Bahasa dalam cerpen kadang menggunakan bahasa yang
“bersayap,” cenderung konotatif dan ambigu (bermakna lebih dari satu). Bahasa
ambigu membuat koran menjadi tidak kering.
3.2.
Jenis-Jenis Gaya Bahasa
Dalam kaitannya dengan gaya bahasa yang berlaku di
Indonesia, gaya bahasa dapat ditinjau dari bermacam-macam sudut pandang. Guntur
Tarigan (1985:5-6) membedakan gaya bahasa menjadi empat, yaitu: (1) gaya bahasa
perbandingan, (2) gaya bahasa pertentangan, (3) gaya bahasa pertautan,
dan (4) gaya bahasa perulangan.
Akan tetapi yang fokus terhadap gaya bahasa
dalam pembahasan ini adalah pada gaya bahasa perbandingan.
Menurut Henry Guntur Tarigan, gaya bahasa
perbandingan mencakup sepuluh jenis, antara lain: (1) perumpamaan, (2)
merafora, (3) personifikasi, (4) depersonifikasi, (5) alegori, (6) antitesis,
(7) pleonasme dan tautologi, (8) perifrasis, (9) antisipasi, dan (10) koreksio.
3.3. Deskripsi
penggunaan gaya bahasa perbandingan dalam cerpen “Janda”
Sesuai dengan namanya, gaya bahasa perbandingan
mencoba membandingkan dua hal yang sama atau dua hal yang berbeda. Dengan gaya
bahasa perbandingan, kita akan mengetahui unsur-unsur apa saja yang dianggap
sama, dan unsur-unsur apa pula yang dianggap berbeda atau bahkan bertentangan
satu sama lain.
Berdasarkan hasil analisis, maka gaya bahasa perbandingan
yang terdapat pada cerpen “Janda” dalam majalah Mutiara edisi 334 (10 April-23 April
1985) adalah:
a. Perumpamaan
Gaya bahasa perumpamaan adalah gaya bahasa yang
membandingkan dua hal yang berbeda sehingga dianggap memiliki unsur-unsur
persamaan yang diantara keduanya. Dalam bahasa latin, perumpamaan disebut
simile yang bermakna seperti. Menyebut sesuatu dengan seperti, berarti
sifat-sifat atau ciri-ciri pokok yang melekat pada sesuatu yang akan
dibandingkan, seolah disamakan sehingga menjadi tidak tampak.
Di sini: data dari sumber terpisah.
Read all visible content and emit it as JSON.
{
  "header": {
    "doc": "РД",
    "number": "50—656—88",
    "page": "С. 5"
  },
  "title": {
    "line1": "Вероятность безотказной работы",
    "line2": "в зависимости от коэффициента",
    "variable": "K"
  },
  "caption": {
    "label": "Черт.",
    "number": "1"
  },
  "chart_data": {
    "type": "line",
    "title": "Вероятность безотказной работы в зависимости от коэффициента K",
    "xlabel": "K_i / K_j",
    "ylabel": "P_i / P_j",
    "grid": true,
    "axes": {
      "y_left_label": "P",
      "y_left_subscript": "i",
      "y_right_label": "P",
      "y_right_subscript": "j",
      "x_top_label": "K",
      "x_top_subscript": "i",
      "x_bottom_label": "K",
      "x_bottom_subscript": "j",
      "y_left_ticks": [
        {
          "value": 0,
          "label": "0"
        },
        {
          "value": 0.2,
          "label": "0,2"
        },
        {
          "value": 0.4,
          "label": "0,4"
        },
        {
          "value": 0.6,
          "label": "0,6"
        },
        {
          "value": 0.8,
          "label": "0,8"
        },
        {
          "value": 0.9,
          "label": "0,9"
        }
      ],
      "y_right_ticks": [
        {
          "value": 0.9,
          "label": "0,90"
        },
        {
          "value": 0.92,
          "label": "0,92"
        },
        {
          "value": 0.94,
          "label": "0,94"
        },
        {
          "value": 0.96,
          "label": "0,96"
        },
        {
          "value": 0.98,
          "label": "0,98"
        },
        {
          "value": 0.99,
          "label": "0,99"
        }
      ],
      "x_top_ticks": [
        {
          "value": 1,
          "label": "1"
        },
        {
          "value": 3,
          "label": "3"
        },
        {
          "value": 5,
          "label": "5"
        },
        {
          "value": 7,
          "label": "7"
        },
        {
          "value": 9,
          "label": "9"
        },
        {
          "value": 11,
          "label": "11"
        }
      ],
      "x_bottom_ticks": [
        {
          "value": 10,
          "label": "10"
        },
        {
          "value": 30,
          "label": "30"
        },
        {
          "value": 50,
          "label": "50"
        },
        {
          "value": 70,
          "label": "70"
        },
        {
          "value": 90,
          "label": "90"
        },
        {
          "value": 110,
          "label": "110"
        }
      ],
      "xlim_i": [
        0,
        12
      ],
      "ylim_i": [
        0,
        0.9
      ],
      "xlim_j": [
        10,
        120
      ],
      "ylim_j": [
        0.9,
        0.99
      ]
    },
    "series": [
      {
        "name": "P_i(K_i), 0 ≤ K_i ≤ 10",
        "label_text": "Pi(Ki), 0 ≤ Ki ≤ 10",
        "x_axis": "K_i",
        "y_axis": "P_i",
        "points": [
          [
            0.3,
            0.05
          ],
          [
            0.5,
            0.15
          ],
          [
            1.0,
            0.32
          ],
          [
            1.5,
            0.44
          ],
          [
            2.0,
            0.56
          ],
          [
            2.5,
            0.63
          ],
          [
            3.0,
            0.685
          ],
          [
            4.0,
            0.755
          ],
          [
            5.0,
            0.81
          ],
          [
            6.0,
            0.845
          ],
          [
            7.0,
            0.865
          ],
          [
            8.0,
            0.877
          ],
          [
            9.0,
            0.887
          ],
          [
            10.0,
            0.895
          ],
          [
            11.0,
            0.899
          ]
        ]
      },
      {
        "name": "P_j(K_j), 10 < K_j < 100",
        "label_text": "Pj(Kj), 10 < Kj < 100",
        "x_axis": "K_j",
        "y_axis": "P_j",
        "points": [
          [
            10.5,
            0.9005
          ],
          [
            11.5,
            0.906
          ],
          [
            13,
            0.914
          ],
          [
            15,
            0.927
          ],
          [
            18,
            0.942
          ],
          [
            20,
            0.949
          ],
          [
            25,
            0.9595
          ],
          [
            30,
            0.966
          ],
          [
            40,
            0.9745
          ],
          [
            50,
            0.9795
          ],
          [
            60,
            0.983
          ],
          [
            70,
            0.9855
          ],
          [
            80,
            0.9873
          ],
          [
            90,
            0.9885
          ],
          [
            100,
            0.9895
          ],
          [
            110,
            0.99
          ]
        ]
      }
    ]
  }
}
Contoh dalam cerpen Janda:
Biar
lambat asal selamat.
artinya: Mengutamakan keselamatan dalam mencapai tujuan atau sesuatu
yang sudah pasti jangan digesa-gesakan agar hasil yang diperoleh lebih baik
lagi.
b. Metafora
Metafora adalah pemakain kata-kata bukan arti yang
sebenarnya, melainkan sebagai lukisan yang berdasarkan persamaan atau
perbandingan (Poerwadarminta, 1976:648). Metafora adalah sejenis gaya bahasa
perbandingan yang singkat, padat, tersusun rapi. Di dalamnya terlihat dua
gagasan. Gagasan yang pertama adalah suatu kenyataan, sesuatu yang dipikirkan,
sesuatu yang menjadi objek. Gagasan yang kedua merupakan pembanding terhadap
kenyataan pertama tersebut (Tarigan, 1983:14: 1985:183).
Contoh dalam cerpen Janda:
-
Memasuki
meja perjudian, saya jelas ingin
keluar sebagai pemenang.
artinya: pertaruhan mengadu untung
-
…
dengan gampang menyalakan lampu hijau
bagi saya?
artinya: memberikan tanda bahwa diberi kesempatan baik.
-
Saya
memberi garis tebal pada Nyonya.
artinya: memberikan penegasan
-
Semua
saya terima dengan jiwa besar.
artinya: keberanian
untuk memaafkan sekaligus melupakan perbuatan yang penah dilakukan oleh orang
lain.
Secara etimologis, personifikasi berasal dari bahasa
latin, persona yang berarti orang, pemain, pelaku, aktor, subjek, atau topeng
dalam permainan drama atau sandiwara. Dengan gaya bahasa personifikasi, kita
memberikan ciri-ciri atau kualitas pribadi seseorang kepada gagasan atau
benda-benda tidak bernyawa sehingga benda-benda tidak bernyawa itu seolah-olah
menjadi hidup atau bernyawa seperti layaknya manusia.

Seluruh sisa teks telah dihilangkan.